Проци тянет меня и садится прямо на ещё тёплый песок.
– В юности я мечтал бороздить холодный космос. Когда поступал в академию, ставил цель развить боевые и лётные способности, чтобы вырваться из семьи и улететь осуществлять мечту, – делится со мной Процион.
– А сейчас? О чём ты мечтаешь сейчас?
– Кажется, разучился мечтать, – криво усмехается муж, приобнимая и растирая предплечья. – А ты?
– У меня всё есть, – пожимаю плечами.
– Хочешь признание? – шепчет Процион, склоняясь.
– В любви? – усмехаюсь. Минтакиец выгибает платиновую бровь, надменно сверкая васильковыми глазами. Скрещиваю руки на груди и тоже осматриваю его свысока.
– Обязательно и в любви признаюсь, – хмыкает Проци. – Я пришёл к тебе на отбор, чтобы проиграть, опозорить отца. Чтобы с чистой совестью отречься и освободиться от семьи.
– Как-то ты не сильно старался. Точнее, наоборот, очень старался остаться, – хихикаю, не поверив.
– Просто ты меня покорила, мелкая, – пихает в плечо муж. – С первой встречи у ворот.

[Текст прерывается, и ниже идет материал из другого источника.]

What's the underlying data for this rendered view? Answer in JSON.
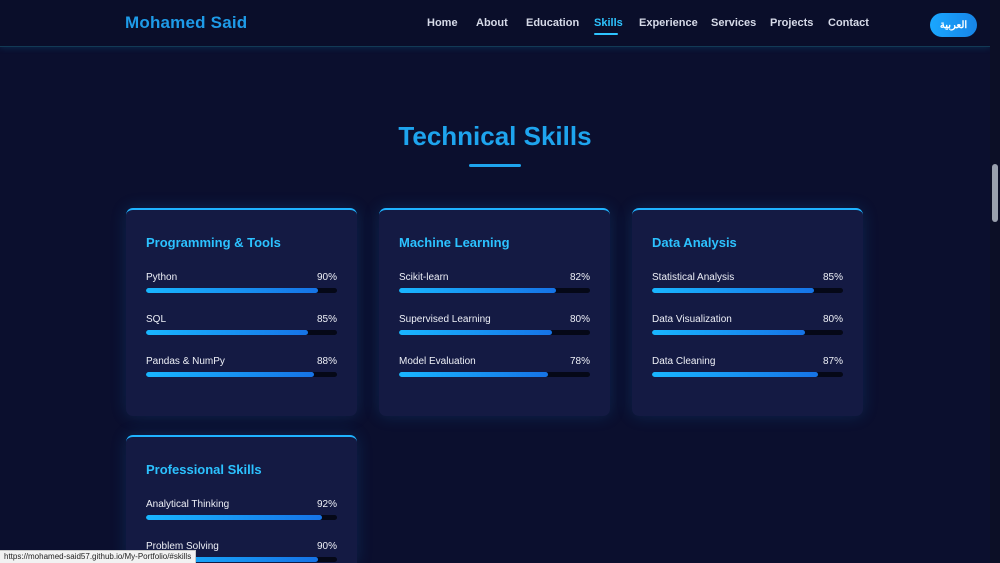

– Это мило, – бурчу, потирая грудную клетку. Сердце сжимается от его признания. Я ведь помню нашу встречу и была тогда не в лучшей форме, с красными от выплаканных слёз глазами и в сомнительной одежде.
– Иди ко мне.
Процион перетаскивает меня на свои ноги и, крепко обняв, зарывается носом в волосы. Мы смотрим на набегающие волны и молчим довольно долго. Его тёплое дыхание щекочет кожу, а руки даруют тепло.
– Перед тобой устоять сложно. Ты самая удивительная женщина в галактике. И я люблю тебя, моя капризная девочка, – шепчет мужчина в ухо, оставляя поцелуй на виске.
– Правда? – бормочу ошеломленно.
– Любовь бывает очень жестока, – усмехается бессмертный муж.
– Ах ты! – вспыхиваю, хочется прибить его. Но Процион стискивает сильнее, не позволяя развернуться, и громко смеётся от моего пыхтения. Опрокинув на спину, муж удерживает за кисти и нависает.
– Иди в бездну! – обиженно пихаюсь. – И я тебя не люблю. Страдай теперь один.
– Любишь, – журит минтакиец и звонко целует в губы. – Ты моя Вейла, и я вижу твою любовь в глазах.
– Глазастый, – фыркаю, покраснев, и меня вновь целуют.
Мы до поздней ночи валяемся на пляже. Целуемся до саднящих губ и нехватки воздуха. Смотрим на звёзды и говорим обо всём. Процион рассказывает своё прошлое, я делюсь своим. И я засыпаю в умиротворении и полной неге.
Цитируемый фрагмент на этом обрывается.